What's in and what's out for Ethereum's Shanghai upgrade

Ethereum core developers have opted to prioritize the enabling of staking withdrawals via the Shanghai upgrade first before implementing The Surge-related Ethereum Improvement Proposal (EIP)-4884.

As reported by Cointelegraph, the next key milestone on Ethereum’s roadmap is the Shanghai upgrade, which will enable withdrawals for ETH stakers/validators from the Beacon Chain — among other things.

EIP-4884 is also important and was initially expected to be packaged in with Shanghai, introducing “proto-danksharding” to significantly enhance Layer 2 rollup scalability (The Surge) ahead of the full implementation of the major Sharding upgrade late next year.

However, according to Ethereum core developer Tim Beiko at the latest Ethereum Core Developers Meeting on Dec. 8, the ultimate consensus was to focus on Shanghai first to avoid any potential delays if EIP-4844 were to not be ready in time.

In a rundown thread on Twitter, Beiko noted that everyone agreed to “(1) seeing Shanghai happen quickly, ideally around March and (2) following this with a fork centered around EIP-4844.”

While EIP-4844 won’t be included, the devs have agreed to include a set of EIPs that essentially upgrade the Ethereum Virtual Machine (EVM), including introducing a new EVM contract format, code/data separations and new operation codes.

Beiko noted that as these upgrades, known as EVM Object Format (EOF) are quite easy to walk back and remove from Shanghai, if devs haven’t finished working on it when Shanghai is ready for implementation, then EOF will simply be removed and shipped later.
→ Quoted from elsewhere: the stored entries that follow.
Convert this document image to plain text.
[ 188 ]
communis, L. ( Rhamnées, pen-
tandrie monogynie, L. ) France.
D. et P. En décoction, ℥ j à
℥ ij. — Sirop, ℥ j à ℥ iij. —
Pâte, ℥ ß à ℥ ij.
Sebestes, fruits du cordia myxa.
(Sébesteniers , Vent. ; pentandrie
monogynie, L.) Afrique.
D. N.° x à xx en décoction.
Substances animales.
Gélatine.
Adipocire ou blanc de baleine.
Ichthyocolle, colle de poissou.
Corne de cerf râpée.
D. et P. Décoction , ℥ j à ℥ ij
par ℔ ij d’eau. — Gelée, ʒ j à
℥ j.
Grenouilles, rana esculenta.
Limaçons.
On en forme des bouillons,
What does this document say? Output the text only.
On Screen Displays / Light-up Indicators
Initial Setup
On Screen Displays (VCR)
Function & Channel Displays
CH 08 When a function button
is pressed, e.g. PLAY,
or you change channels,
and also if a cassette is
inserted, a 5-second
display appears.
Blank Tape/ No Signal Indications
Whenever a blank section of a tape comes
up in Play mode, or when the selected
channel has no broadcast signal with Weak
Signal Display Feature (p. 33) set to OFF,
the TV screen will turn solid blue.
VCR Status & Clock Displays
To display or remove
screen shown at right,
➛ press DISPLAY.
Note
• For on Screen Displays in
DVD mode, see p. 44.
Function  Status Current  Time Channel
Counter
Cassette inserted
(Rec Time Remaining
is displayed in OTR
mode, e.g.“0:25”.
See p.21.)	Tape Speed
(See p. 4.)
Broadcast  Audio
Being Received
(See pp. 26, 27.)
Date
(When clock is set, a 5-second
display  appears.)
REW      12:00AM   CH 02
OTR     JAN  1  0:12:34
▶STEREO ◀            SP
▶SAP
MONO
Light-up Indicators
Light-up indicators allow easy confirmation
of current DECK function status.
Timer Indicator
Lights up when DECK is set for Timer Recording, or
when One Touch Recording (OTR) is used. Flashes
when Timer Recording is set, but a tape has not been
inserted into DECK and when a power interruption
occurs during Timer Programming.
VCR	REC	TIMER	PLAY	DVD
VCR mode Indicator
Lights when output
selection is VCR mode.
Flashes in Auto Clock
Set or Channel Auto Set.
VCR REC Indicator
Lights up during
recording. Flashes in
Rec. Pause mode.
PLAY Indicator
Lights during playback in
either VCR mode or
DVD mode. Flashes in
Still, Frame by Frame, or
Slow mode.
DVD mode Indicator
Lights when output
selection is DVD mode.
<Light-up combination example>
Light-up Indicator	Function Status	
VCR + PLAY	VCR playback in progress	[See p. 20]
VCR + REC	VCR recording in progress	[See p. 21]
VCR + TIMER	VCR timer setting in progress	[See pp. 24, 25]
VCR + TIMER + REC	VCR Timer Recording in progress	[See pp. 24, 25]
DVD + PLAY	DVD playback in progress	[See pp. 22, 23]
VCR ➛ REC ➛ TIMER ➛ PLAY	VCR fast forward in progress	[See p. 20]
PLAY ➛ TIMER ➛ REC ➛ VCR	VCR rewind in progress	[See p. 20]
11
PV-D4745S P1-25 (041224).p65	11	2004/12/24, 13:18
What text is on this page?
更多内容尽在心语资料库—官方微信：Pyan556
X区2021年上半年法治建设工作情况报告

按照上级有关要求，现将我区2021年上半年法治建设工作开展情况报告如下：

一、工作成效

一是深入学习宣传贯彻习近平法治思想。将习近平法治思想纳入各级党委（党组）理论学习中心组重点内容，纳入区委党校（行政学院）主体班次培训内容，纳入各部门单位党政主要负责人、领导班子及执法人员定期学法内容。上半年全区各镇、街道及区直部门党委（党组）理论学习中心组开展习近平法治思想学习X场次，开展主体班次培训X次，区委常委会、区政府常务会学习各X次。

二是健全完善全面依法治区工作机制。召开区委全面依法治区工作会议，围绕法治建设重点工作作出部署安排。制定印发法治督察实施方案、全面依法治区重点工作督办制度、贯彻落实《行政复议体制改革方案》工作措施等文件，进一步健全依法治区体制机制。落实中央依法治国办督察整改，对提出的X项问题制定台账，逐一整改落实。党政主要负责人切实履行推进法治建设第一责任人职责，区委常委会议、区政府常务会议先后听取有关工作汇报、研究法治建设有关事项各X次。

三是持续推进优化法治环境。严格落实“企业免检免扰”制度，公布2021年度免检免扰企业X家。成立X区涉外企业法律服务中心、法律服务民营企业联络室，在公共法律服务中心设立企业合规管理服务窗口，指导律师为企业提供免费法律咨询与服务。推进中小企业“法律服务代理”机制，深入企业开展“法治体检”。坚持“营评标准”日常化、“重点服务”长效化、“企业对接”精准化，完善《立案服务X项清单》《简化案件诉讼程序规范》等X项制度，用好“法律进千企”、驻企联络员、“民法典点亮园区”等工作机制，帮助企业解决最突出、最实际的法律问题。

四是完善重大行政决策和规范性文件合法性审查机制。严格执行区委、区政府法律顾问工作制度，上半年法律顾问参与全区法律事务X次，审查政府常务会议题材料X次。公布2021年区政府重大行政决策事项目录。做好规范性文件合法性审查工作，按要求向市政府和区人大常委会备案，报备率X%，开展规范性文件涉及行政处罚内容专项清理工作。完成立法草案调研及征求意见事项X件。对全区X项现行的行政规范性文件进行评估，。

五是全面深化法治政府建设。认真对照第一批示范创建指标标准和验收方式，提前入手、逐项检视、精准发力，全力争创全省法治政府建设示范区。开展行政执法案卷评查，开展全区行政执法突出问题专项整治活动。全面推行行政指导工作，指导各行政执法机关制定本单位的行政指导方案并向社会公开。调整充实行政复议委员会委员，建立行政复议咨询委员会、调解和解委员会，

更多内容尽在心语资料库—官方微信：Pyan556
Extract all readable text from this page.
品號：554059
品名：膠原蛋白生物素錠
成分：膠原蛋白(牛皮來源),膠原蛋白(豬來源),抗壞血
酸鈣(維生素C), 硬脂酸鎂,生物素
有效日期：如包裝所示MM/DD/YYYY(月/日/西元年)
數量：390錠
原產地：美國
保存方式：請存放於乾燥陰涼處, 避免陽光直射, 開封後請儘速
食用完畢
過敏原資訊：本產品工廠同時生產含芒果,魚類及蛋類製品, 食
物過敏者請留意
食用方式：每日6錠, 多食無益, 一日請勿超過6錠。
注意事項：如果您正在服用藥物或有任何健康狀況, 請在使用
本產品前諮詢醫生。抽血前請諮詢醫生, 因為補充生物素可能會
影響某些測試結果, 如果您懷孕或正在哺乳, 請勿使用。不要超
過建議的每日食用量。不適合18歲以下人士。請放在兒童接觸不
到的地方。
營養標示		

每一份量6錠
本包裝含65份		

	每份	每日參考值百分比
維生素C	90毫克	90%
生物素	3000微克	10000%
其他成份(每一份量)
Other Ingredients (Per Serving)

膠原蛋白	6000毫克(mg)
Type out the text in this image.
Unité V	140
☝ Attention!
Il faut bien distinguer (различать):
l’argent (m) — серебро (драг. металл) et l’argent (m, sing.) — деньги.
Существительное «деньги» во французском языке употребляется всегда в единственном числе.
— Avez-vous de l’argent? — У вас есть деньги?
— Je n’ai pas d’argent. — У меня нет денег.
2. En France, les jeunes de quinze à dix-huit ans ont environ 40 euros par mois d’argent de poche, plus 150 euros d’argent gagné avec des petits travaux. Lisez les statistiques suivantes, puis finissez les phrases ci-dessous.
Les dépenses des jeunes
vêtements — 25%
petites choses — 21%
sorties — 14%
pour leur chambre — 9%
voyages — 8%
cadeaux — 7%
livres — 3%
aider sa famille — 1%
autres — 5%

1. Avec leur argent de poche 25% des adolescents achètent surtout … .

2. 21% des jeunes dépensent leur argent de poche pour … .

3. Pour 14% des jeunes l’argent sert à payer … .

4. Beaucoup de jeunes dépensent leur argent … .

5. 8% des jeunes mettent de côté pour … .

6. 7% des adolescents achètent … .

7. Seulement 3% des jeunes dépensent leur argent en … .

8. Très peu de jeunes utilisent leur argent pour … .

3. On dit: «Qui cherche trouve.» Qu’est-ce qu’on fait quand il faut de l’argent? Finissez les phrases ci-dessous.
Additionally, a set of previously agreed upon EIPs will roll out alongside Shanghai, the list includes EIP-3651: Warm Coinbase, EIP-3855: PUSH0 instruction, EIP-3860: Limit and meter initcode and EIP-4895: Beacon chain push withdrawals as operations.

EIP-3651: Warm Coinbase in particular will potentially have some cost reduction benefits for the network. Not to be confused with the name of crypto exchange, Coinbase in this context refers to the name of the software that builders use to receive new tokens on the network.

Every new transaction on the platform needs to interact with the Coinbase software multiple times, however, the initial transactions start off more expensive as Coinbase essentially needs time to warm up.

Related: Ethereum developers target March 2023 for Shanghai hard fork

With the new EIP implementation, this won’t be the case anymore and thus lowering gas fees when builders are interacting with it.

As per the Ethereum Foundation, Sharding is a multi-phase upgrade designed to significantly ramp up Ethereum’s “scalability and capacity” via the implementation of shard chains, which will give the network significantly “more capacity to store and access data.”

With the improved data storage capabilities, this will essentially enable Layer 2 solutions to offer much lower transaction fees.

After all of this is completed, the network’s next major event and final part of the roadmap is the Sharding upgrade, which is expected to roll out over 2023 and 2024.